Students at McKeesport Area High are keenly aware of what school would be like if the city were wealthier — they see what it looks like when they pass through affluent schools for activities. Their school does not have enough laptops, and existing computers are outdated, making it difficult to access online class materials.

Even so, they struggle to understand why people would not want to attend their school, which they describe as welcoming, warm and close-knit. For students grappling with difficult upbringings, it’s a refuge.

“School is more a safe haven for some people,” said Aundre Robinson, a junior and the highest-ranked member of the school’s ROTC program. “It’s the only place where some kids eat throughout the day. It’s the only place where they don’t get yelled at and screamed at for something.”

Young Scholars of McKeesport sits in an old parochial school attached to a church in the city. For certain parents, the charter school is a refuge from a broken public school system rigged against their children.

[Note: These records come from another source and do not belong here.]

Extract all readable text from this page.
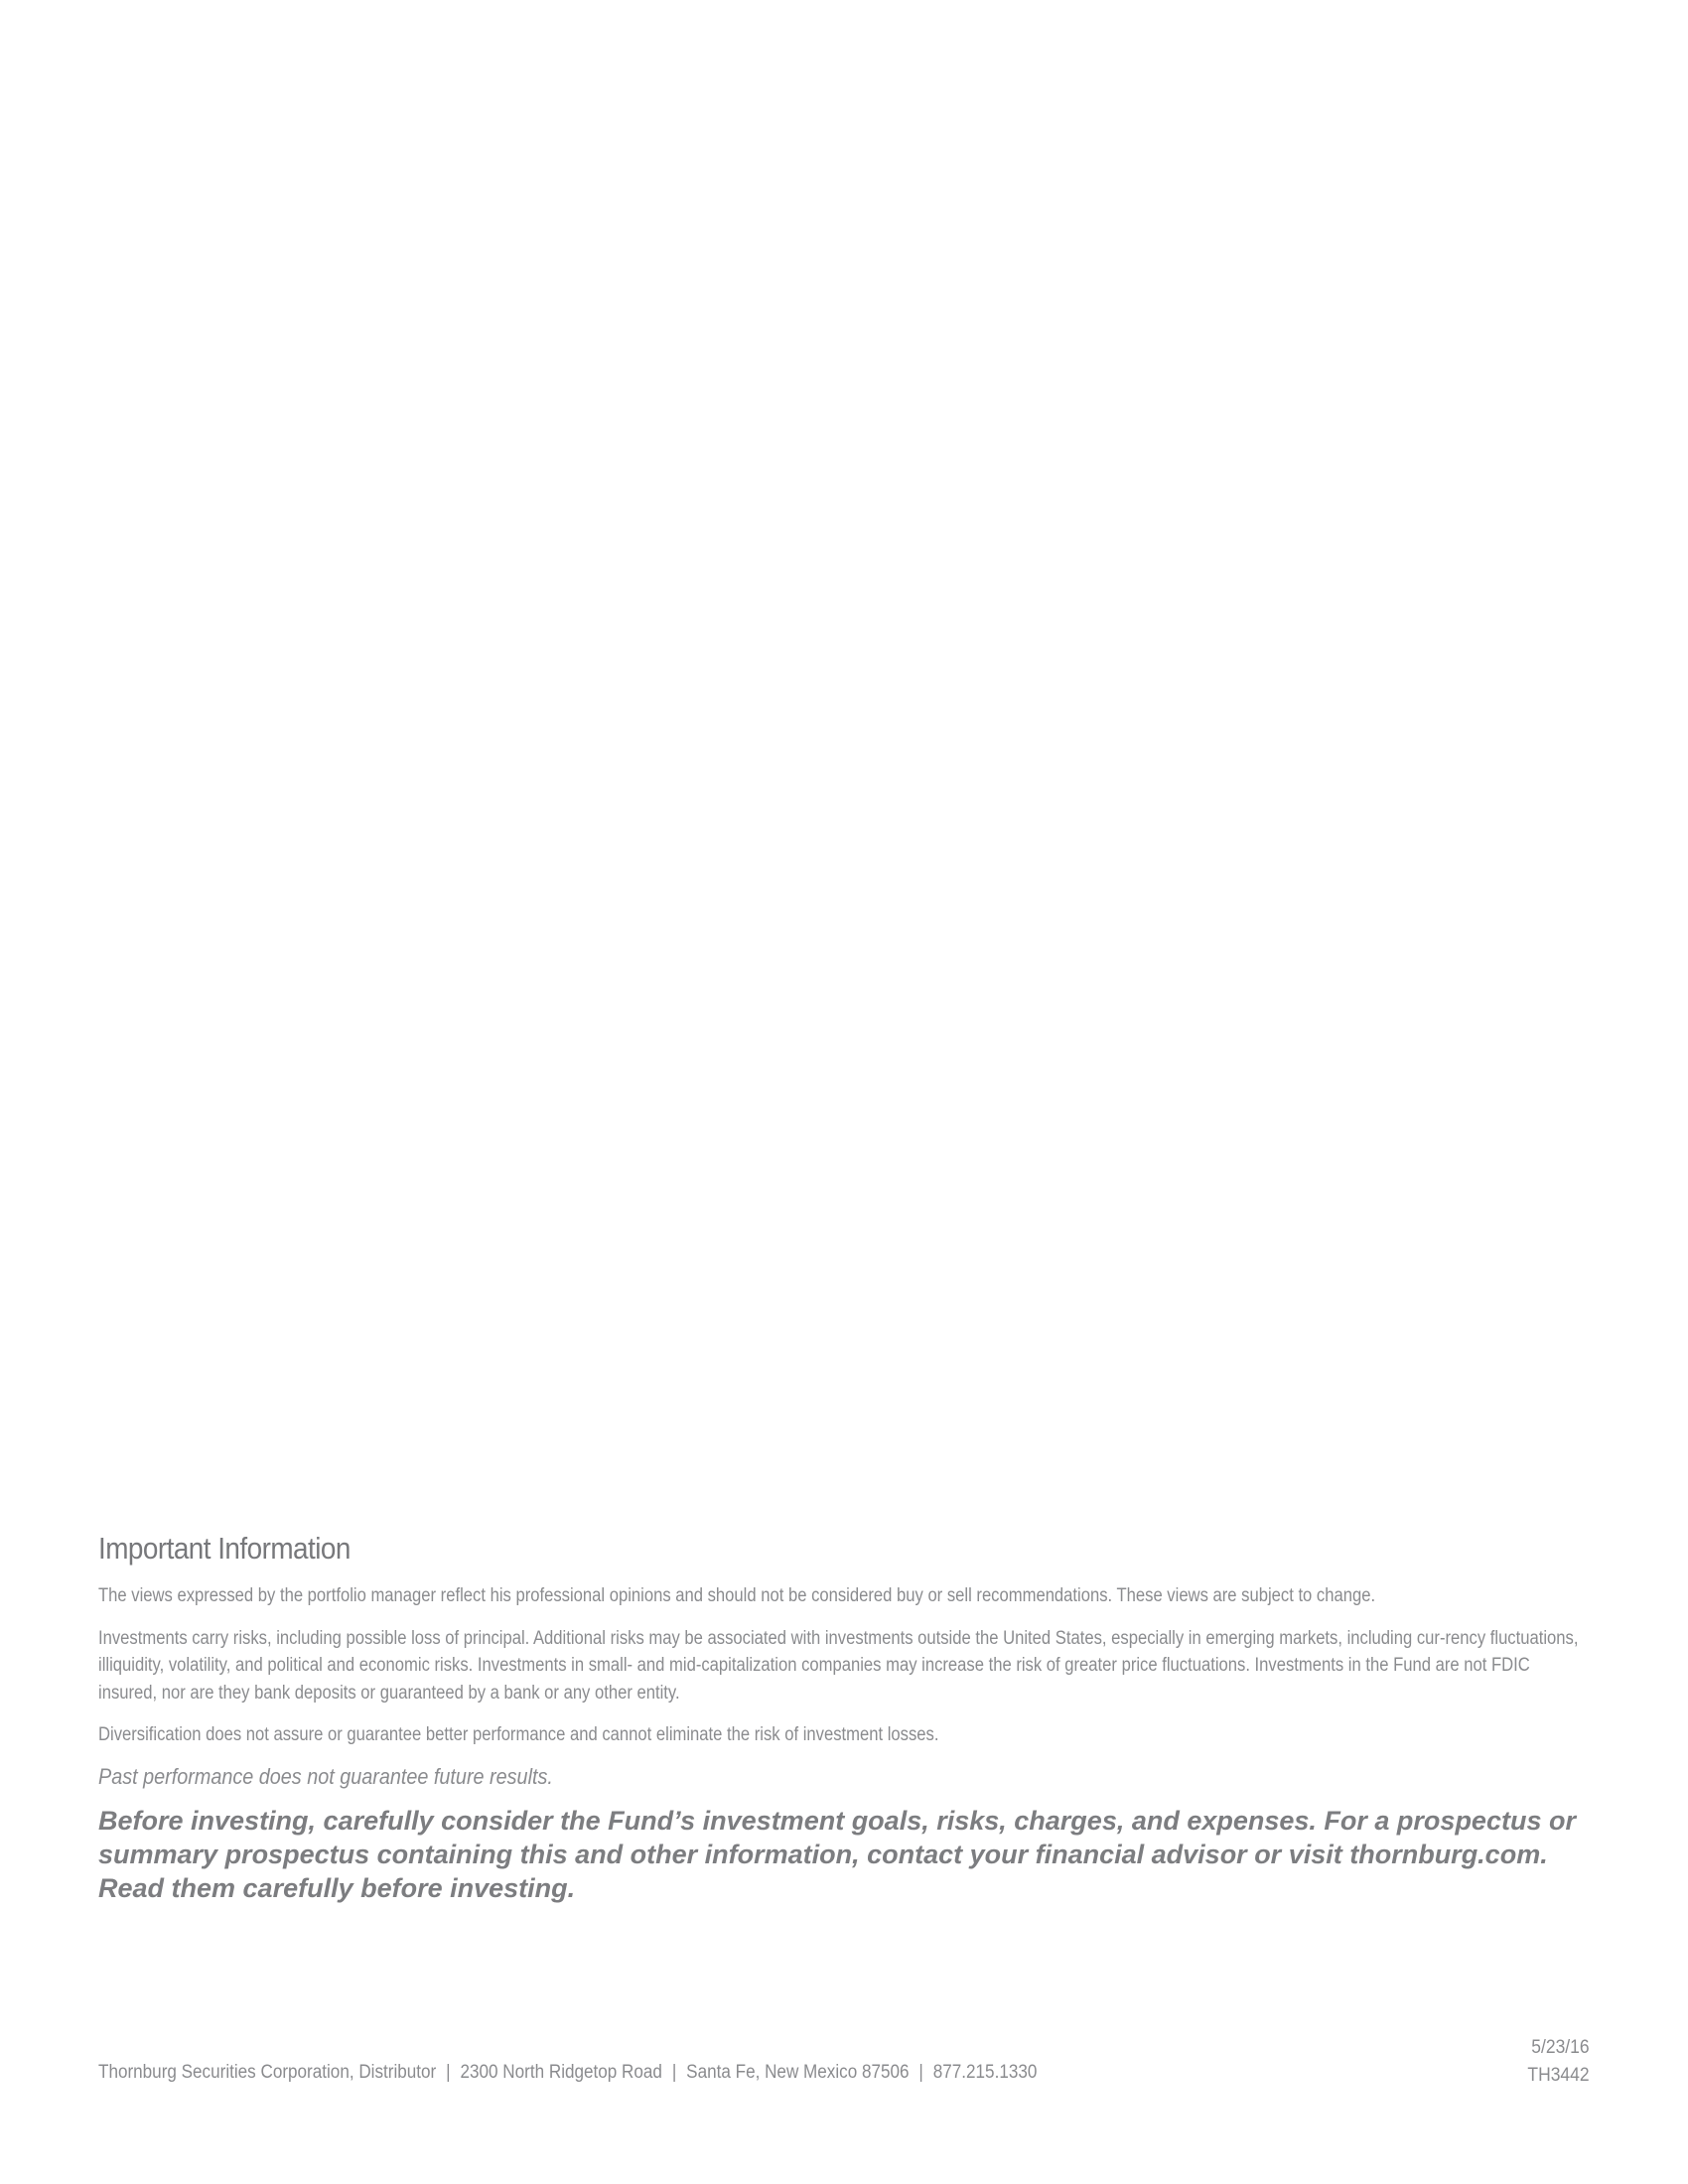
Important Information

The views expressed by the portfolio manager reflect his professional opinions and should not be considered buy or sell recommendations. These views are subject to change.

Investments carry risks, including possible loss of principal. Additional risks may be associated with investments outside the United States, especially in emerging markets, including cur-rency fluctuations, illiquidity, volatility, and political and economic risks. Investments in small- and mid-capitalization companies may increase the risk of greater price fluctuations. Investments in the Fund are not FDIC insured, nor are they bank deposits or guaranteed by a bank or any other entity.

Diversification does not assure or guarantee better performance and cannot eliminate the risk of investment losses.

Past performance does not guarantee future results.

Before investing, carefully consider the Fund’s investment goals, risks, charges, and expenses. For a prospectus or summary prospectus containing this and other information, contact your financial advisor or visit thornburg.com. Read them carefully before investing.

Thornburg Securities Corporation, Distributor | 2300 North Ridgetop Road | Santa Fe, New Mexico 87506 | 877.215.1330
5/23/16
TH3442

Students at the school come mostly from African American and low-income families.

This month, teachers gave one-on-one lessons to students in the hallway because the school has run out of classroom space. The school’s volleyball club practiced in a gym where temporary walls had been built to create small classrooms.

Despite the cramped confines, Kelleka Snipe said she wouldn’t dream of sending her children to their neighborhood school, even though it’s a little more than a block from the home she’s renting in Duquesne, just north of Mc­Keesport. “That’s a failing school district,” Snipe said, incredulously.

That school district has long struggled academically and financially. Its high school closed in 2007 because of persistently low test scores. It later lost its middle school. The district is on the upswing, with rising test scores and growing enrollment. This summer, it went door to door to woo parents back.

Snipe was not impressed. She said her daughters were given work below their grade level when they attended there. Snipe and other parents like her believe charter schools provide a workaround to a system that would otherwise confine them to schools lacking resources. And she has no faith that Democrats or Republicans can fix things. She hasn’t voted since 2008, when she cast her ballot for Obama. “Somebody’s failing these kids, and no one’s answering for it,” Snipe said.